By the time she was 34, she was deemed legally blind. She could no longer read regular print. Even so, she decided to have another baby. “My third baby is now 2 years old, and I’ve been able to read her books (if the text is big enough), take her to the playground (if it’s enclosed), and watch her blow out her birthday candles.”

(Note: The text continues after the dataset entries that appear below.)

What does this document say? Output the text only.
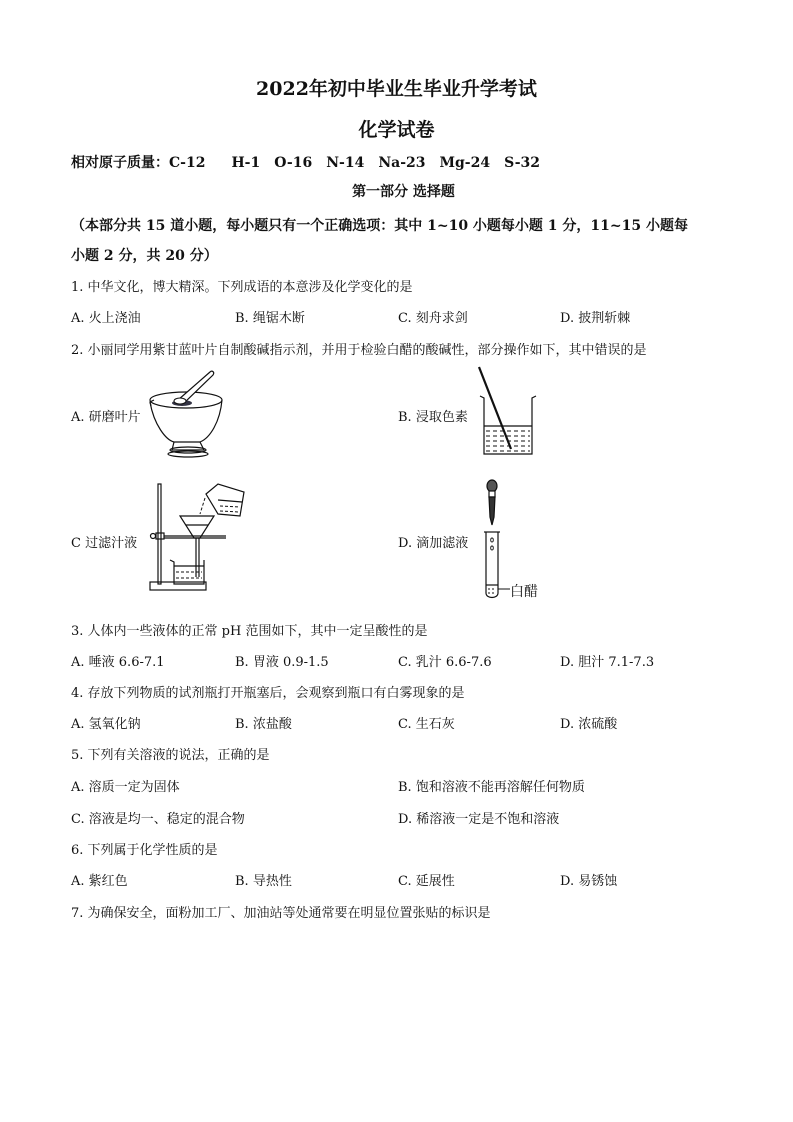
2022年初中毕业生毕业升学考试
化学试卷
相对原子质量：C-12 H-1 O-16 N-14 Na-23 Mg-24 S-32
第一部分 选择题
（本部分共 15 道小题，每小题只有一个正确选项：其中 1~10 小题每小题 1 分，11~15 小题每
小题 2 分，共 20 分）
1. 中华文化，博大精深。下列成语的本意涉及化学变化的是
A. 火上浇油	B. 绳锯木断	C. 刻舟求剑	D. 披荆斩棘
2. 小丽同学用紫甘蓝叶片自制酸碱指示剂，并用于检验白醋的酸碱性，部分操作如下，其中错误的是
A. 研磨叶片	B. 浸取色素
C 过滤汁液	D. 滴加滤液
白醋
3. 人体内一些液体的正常 pH 范围如下，其中一定呈酸性的是
A. 唾液 6.6-7.1	B. 胃液 0.9-1.5	C. 乳汁 6.6-7.6	D. 胆汁 7.1-7.3
4. 存放下列物质的试剂瓶打开瓶塞后，会观察到瓶口有白雾现象的是
A. 氢氧化钠	B. 浓盐酸	C. 生石灰	D. 浓硫酸
5. 下列有关溶液的说法，正确的是
A. 溶质一定为固体	B. 饱和溶液不能再溶解任何物质
C. 溶液是均一、稳定的混合物	D. 稀溶液一定是不饱和溶液
6. 下列属于化学性质的是
A. 紫红色	B. 导热性	C. 延展性	D. 易锈蚀
7. 为确保安全，面粉加工厂、加油站等处通常要在明显位置张贴的标识是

Nicole Kear concludes her remarkable story with these poignant words: “But I’ve learned not to peer too anxiously into the future. Hindsight may be 20/20, but what’s to come is too murky for any of us to make out. My eyes are so dim that I need to train them on the present, to soak up as much as I can, to slow it down, to make it last. As much as I can, I stop to smell the roses–and while I’m there, I look at them, long and hard. Those blazing red streetlights. The way the skin on the top of my children’s noses wrinkles when they smile. . . I don’t know the kind of life I might have had or the kind of woman I might have become if that appointment 18 years ago had actually been routine. . . . What I do know is the life I have is nothing like what I expected, but it is everything I wanted–full of beauty, love, and a light beyond anything the eye can see.”

Nicole Kear is the author of the new memoir, Now I See You.

* * * * *

Four months after reading this, on a 55th anniversary cruise from San Diego through the Panama Canal to Fort Lauderdale, my eyes became progressively more difficult to keep open, and the pain increased continuously. In Fort Lauderdale, our son rushed me to an eye specialist.

I can now see again, but it has resulted in a profoundly greater appreciation for the daily miracle of sight.

I conclude with this quotation penned by Harry Moyle Tippett:

Out of a world of total silence and darkness Helen Keller found a way to a world of light and holy purpose. In the top floor bedroom at Forest Hills . . . there were eight windows looking out into a vast expanse of blue sky by day and of star-studded velvet by night. Small strings guided her steps to the sanctuary, and there she reveled in an inner illumination that matched the glorious light of day she could not see and the silver sheen of stars she could only feel. She said, ‘I learned that it is possible for us to create light and sound and order within us, no matter what calamity may befall us in the outer world.’